燈雙手捧著那個筆記本,感受著封面上殘留的溫度。她低下頭,看著那幾個被淚水微微浸潤的字跡,那是她昨夜一筆一劃寫下的心裡話。
然後,她抬起頭,看著圍坐在桌邊的五個人。
“嗯。”
雖然只有一個字,但那個字裡,有她全部的信任、全部的期待、全部的、想要和大家一起走下去的願望。
羽澤咖啡店的燈光溫暖地籠罩著六個人。窗外,夜色已深,街燈串成溫暖的河流。
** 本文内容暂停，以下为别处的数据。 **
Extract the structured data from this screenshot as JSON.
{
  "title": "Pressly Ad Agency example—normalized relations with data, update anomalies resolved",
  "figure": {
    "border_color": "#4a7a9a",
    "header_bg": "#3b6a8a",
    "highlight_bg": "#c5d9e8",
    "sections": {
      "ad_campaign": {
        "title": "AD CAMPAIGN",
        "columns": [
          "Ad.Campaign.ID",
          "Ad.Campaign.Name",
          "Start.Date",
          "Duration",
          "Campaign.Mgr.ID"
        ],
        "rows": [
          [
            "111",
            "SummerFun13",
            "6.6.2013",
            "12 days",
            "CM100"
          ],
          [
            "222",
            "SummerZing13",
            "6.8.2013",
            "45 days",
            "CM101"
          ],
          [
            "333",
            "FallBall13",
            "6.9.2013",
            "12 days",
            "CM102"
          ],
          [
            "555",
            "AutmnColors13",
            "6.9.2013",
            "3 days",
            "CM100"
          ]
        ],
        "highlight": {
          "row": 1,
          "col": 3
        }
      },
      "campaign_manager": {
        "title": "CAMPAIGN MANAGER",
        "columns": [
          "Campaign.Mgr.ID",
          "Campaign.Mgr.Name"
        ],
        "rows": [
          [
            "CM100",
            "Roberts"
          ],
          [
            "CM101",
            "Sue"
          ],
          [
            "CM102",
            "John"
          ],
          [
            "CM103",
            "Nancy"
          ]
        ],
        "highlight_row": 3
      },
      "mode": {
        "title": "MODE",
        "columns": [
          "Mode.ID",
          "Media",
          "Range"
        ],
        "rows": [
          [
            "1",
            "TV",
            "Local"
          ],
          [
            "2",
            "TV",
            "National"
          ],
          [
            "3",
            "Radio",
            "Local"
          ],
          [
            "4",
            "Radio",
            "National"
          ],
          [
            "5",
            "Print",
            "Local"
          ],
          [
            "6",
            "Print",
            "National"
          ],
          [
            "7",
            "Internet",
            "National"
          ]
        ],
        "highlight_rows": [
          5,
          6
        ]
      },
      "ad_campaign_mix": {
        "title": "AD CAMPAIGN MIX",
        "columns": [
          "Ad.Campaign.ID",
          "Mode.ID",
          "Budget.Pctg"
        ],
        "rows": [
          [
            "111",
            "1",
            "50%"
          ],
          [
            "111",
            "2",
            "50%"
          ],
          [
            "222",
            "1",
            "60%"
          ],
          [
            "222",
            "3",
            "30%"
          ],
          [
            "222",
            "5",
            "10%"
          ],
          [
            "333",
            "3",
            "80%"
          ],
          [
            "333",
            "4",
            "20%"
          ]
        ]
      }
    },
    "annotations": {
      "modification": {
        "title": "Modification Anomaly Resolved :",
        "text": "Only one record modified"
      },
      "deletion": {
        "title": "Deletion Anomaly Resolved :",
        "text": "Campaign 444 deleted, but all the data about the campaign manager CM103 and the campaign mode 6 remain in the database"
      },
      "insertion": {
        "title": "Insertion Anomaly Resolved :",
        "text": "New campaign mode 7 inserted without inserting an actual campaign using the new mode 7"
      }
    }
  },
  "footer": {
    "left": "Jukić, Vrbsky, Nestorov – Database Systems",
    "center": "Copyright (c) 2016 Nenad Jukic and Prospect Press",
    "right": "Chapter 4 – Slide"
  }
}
店內,輕柔的音樂還在流淌,杯中的飲品還殘留著餘溫。
祥子拿起自己的汀布拉奶茶,喝了一大口,然後滿足地嘆了口氣。
“真好喝~”她的情緒已經完全恢復了,或者說,那短暫的哭泣之後,她整個人反而更加明亮了
“柒月選的果然沒錯。”
柒月看了她一眼,祥子只是想誇他一句罷了,柒月也就沒有必要點出這是她上一次選的。
素世端起面前的大吉嶺紅茶,小口啜飲。茶香在口中瀰漫,溫暖順滑。她覺得,這杯茶,比她任何一次泡的都更好喝。
立希喝完最後一口咖啡,放下杯子,看了一眼時間。
“差不多了吧?”
素世點點頭:“嗯,今天就這樣吧。”
祥子雖然有些不捨,但也知道分寸。她站起身,拿起自己的通學包。
“那大家下週見!等曲子寫好了,我第一時間告訴大家!”
立希也站起來,背起鼓棒包。她走到櫃檯邊,準備結賬——但柒月已經提前付過了。
“剛才點單的時候一起結了。”柒月說。
立希愣了一下,然後點點頭,簡短地說了句“謝了”,便推門走了出去。
素世和燈一起站起來。素世拿起通學包,看向燈:“我送燈到車站吧”
燈點點頭。
睦也站起身,準備離開。
祥子最後一個出門,她站在門口,回頭對店內揮了揮手:“羽澤前輩,再見~下次我會去看你的Live的!”
櫃檯後的羽澤鶇微笑著揮手回應。